A perfect storm of events — both within the EU, and across the globe — have led the EU to become a more dominant player in the fields of defence and security, finds a Malmö University researcher.

The hangover of Trump’s presidency, Russia's meddling in the West, China's geopolitical ambitions, and Brexit. Just some of the reasons why the EU has shifted its influence in defence and security in recent years.

NGOs and groups within the member states are worried the EU is becoming more militarised and more of a security player.

Calle Håkansson

Calle Håkansson, a PhD Candidate at the Department of Global Political Studies, is researching the development in his research project,' Understanding the evolution of the EU in security and defence — Institutions, geopolitics and actors'.

It’s a shift in the EU that it has been undertaking since its Global Strategy was released in 2016. The document pushes forward the work of its security and defence presence — a complete turnaround from its prior stance.

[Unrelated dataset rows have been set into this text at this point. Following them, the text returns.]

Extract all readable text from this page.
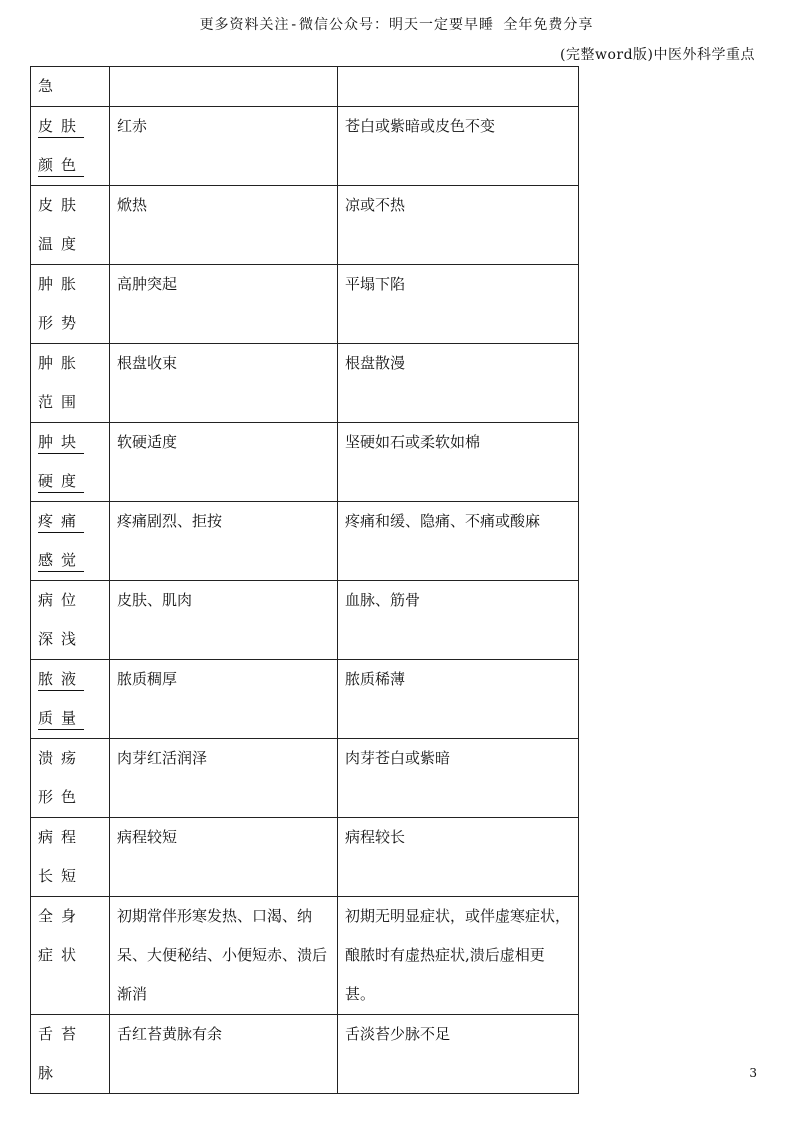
更多资料关注-微信公众号：明天一定要早睡 全年免费分享
(完整word版)中医外科学重点
急		
皮肤颜色	红赤	苍白或紫暗或皮色不变
皮肤温度	焮热	凉或不热
肿胀形势	高肿突起	平塌下陷
肿胀范围	根盘收束	根盘散漫
肿块硬度	软硬适度	坚硬如石或柔软如棉
疼痛感觉	疼痛剧烈、拒按	疼痛和缓、隐痛、不痛或酸麻
病位深浅	皮肤、肌肉	血脉、筋骨
脓液质量	脓质稠厚	脓质稀薄
溃疡形色	肉芽红活润泽	肉芽苍白或紫暗
病程长短	病程较短	病程较长
全身症状	初期常伴形寒发热、口渴、纳呆、大便秘结、小便短赤、溃后渐消	初期无明显症状，或伴虚寒症状，酿脓时有虚热症状,溃后虚相更甚。
舌苔脉	舌红苔黄脉有余	舌淡苔少脉不足
3
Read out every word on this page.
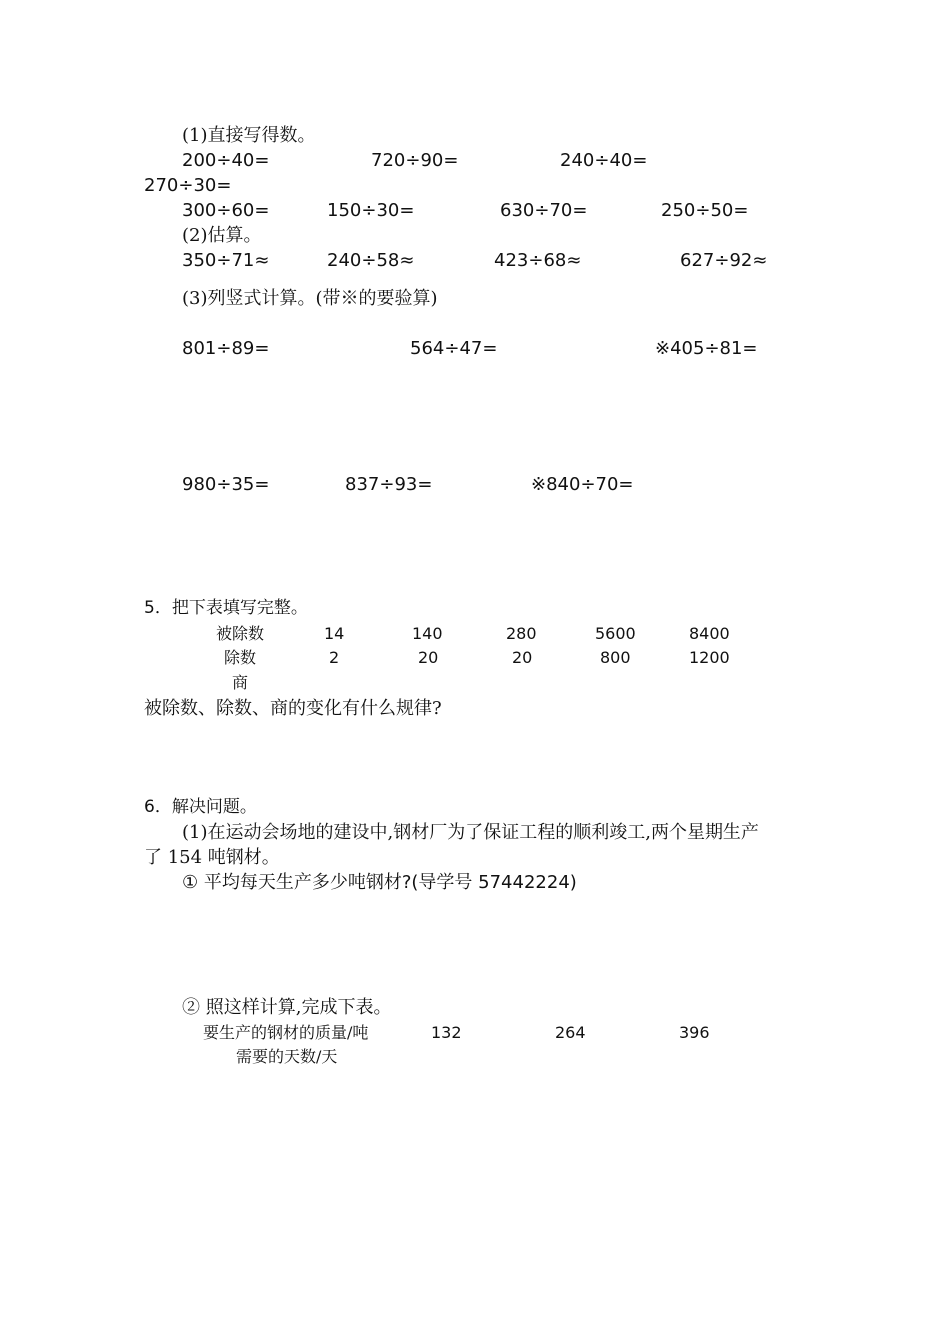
(1)直接写得数。
200÷40=	720÷90=	240÷40=
270÷30=
300÷60=	150÷30=	630÷70=	250÷50=
(2)估算。
350÷71≈	240÷58≈	423÷68≈	627÷92≈
(3)列竖式计算。(带※的要验算)
801÷89=	564÷47=	※405÷81=
980÷35=	837÷93=	※840÷70=
5．把下表填写完整。
被除数	14	140	280	5600	8400
除数	2	20	20	800	1200
商
被除数、除数、商的变化有什么规律?
6．解决问题。
(1)在运动会场地的建设中,钢材厂为了保证工程的顺利竣工,两个星期生产
了 154 吨钢材。
① 平均每天生产多少吨钢材?(导学号 57442224)
② 照这样计算,完成下表。
要生产的钢材的质量/吨	132	264	396
需要的天数/天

Combined with a number of external events and perceived threats, these factors prompted a new era of defence and security creation at an EU level.

“The UK has always been quite reluctant to have a military headquarters of the EU, or have the Commission working on defence issues; the UK has always been saying the EU should not duplicate NATO.

“But after Brexit, the UK was saying ‘go ahead, we will not stop it’. After that the light was on Sweden to decide whether they should stop it, should they be the “awkward” member? But then Sweden thought it would be a high political price to stop this development due to the strong momentum from the Franco-German alliance,” says Håkansson.

Post-Brexit, France and Germany saw this area as one where they could show some momentum to prove the European project was still alive and well.

Håkansson’s research project is very much concerned with the European Commission’s role within this field.

“Five to ten years ago you’d never see the Commission working on defence as it was extremely sensitive; member states were reluctant as they saw defence and security as being very much connected to individual states, but today that is quite normal.

“This is the biggest development of the past few years; this policy field is becoming more and more supernational with the European Commission getting a new role. Also, the lines are being blurred between security and defence and other traditional policy fields; tech and industry are now like security issues, we see this with the 5G network.

“The EU want strategic autonomy in world affairs, they want to be more assertive, in all areas — this idea is very precedent in the Brussels bubble.”

While there are different threat perspectives around Europe, the EU collected data which shows there is more alignment in relation to security threats.

“The EU want to 'protect' Europe; it is a new key word in its thinking. It has, however, been getting a lot of backlash from people who see the EU as building up “fortress Europe”. NGOs and groups within the member states are worried the EU is becoming more militarised and more of a security player,” Håkansson adds.